Students cautious after Common robberies

by Beacon Staff • April 5, 2006

Two recent daytime robberies at the Boston Common Garage have some in the Emerson community concerned for their safety. According to the Boston Police Department's (BPD) robbery bulletin, "junkies" looking for drugs may have carried out these crimes, evidencing the substance abuse problems in the Common that The Beacon and other area publications have reported since September.

The robberies, which occurred on March 16 and March 21, involved two women not affiliated with Emerson College, both of whom were entering or leaving the garage, according to a March 23 e-mail sent out by David Rosen, vice president of public affairs.

Both incidents occurred during the day, at 10:40 a.m. and 2:00 p.m. respectively, though it has not been determined if these muggings were related, according to the e-mail.

The perpetrators, who were unarmed, have not yet been arrested, according to Emerson College Police Department Lieutenant Scott Bornstein. Bornstein said he has received little information about the crimes from the BPD but does know that neither woman was seriously injured.

BPD Spokesman Michael McCarthy said he couldn't comment on the case, since it is active. He did say there have been no new leads.

The crimes have been troubling to some members of the Athletic Department, as the vans that athletes use for practice and game transportation are parked in the garage.

Most in-season athletes are in the garage at least twice a day, and practices often occur in the evening, according to several athletes. Jodie Jordan, a member of the girl's softball team, said that she is in the garage five or six days a week.

"In the winter we have practice at 10 at night, so I'm in the garage at midnight after practice is over," the junior writing, literature and publishing major (WLP) said.

Jordan said the team always goes into the garage together. After the muggings, she said she will be even more careful.

"I feel more nervous when I'm down there now," she said because of the muggings. "I told the girls again that they can't go down there alone."

Many faculty members, like organizational and political communication department professor Cathryn Edelstein, also use the garage regularly.

Edelstein said she uses the garage at least three times a week, and feels comfortable doing so.

"I have never felt unsafe in the garage," Edelstein said. "However, I am from this area and I am always aware when I'm in the garage. You must be aware."

Jordan said one of the other team members noticed increased security in the garage in recent weeks.

"Someone told me they saw security on every level of the garage now, but I don't know if they're there 24 hours a day," she said.

The increased security includes uniformed security guards at most entrances to the garage in Boston Common.

A security officer stationed at the garage entrance closest to the intersection of Charles and Beacon streets confirmed that he was sent there in response to the muggings.

Kevin Macguire, chief of public safety for the Massachusetts Convention Center Authority, which runs the garage, said two guards have been patrolling the area seven days a week since March 16.

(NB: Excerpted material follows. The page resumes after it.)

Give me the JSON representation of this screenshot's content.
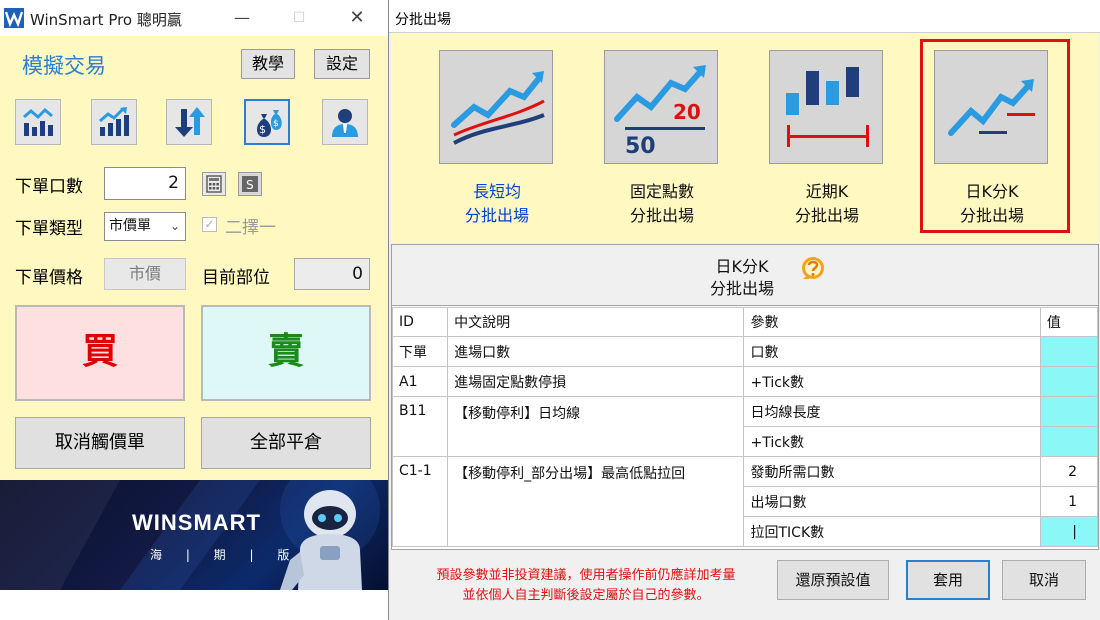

The guards, who are employed by Allied Security, will stay indefinitely, Macguire said.

Bornstein said that people have to be aware of their surroundings in the Common. The tips given at freshman orientation are what he said students should follow to be safe.

"Be out of the Common by dark," Bornstein said. "Don't walk alone."

Catie McDonough, who plays softball, said she agrees that students should be careful.

"I don't want to see this happen to a student athlete or anyone else, for that matter," said McDonough, a freshman broadcast journalism major who said she uses the garage five to six times each week. "Students have to be street smart in this city."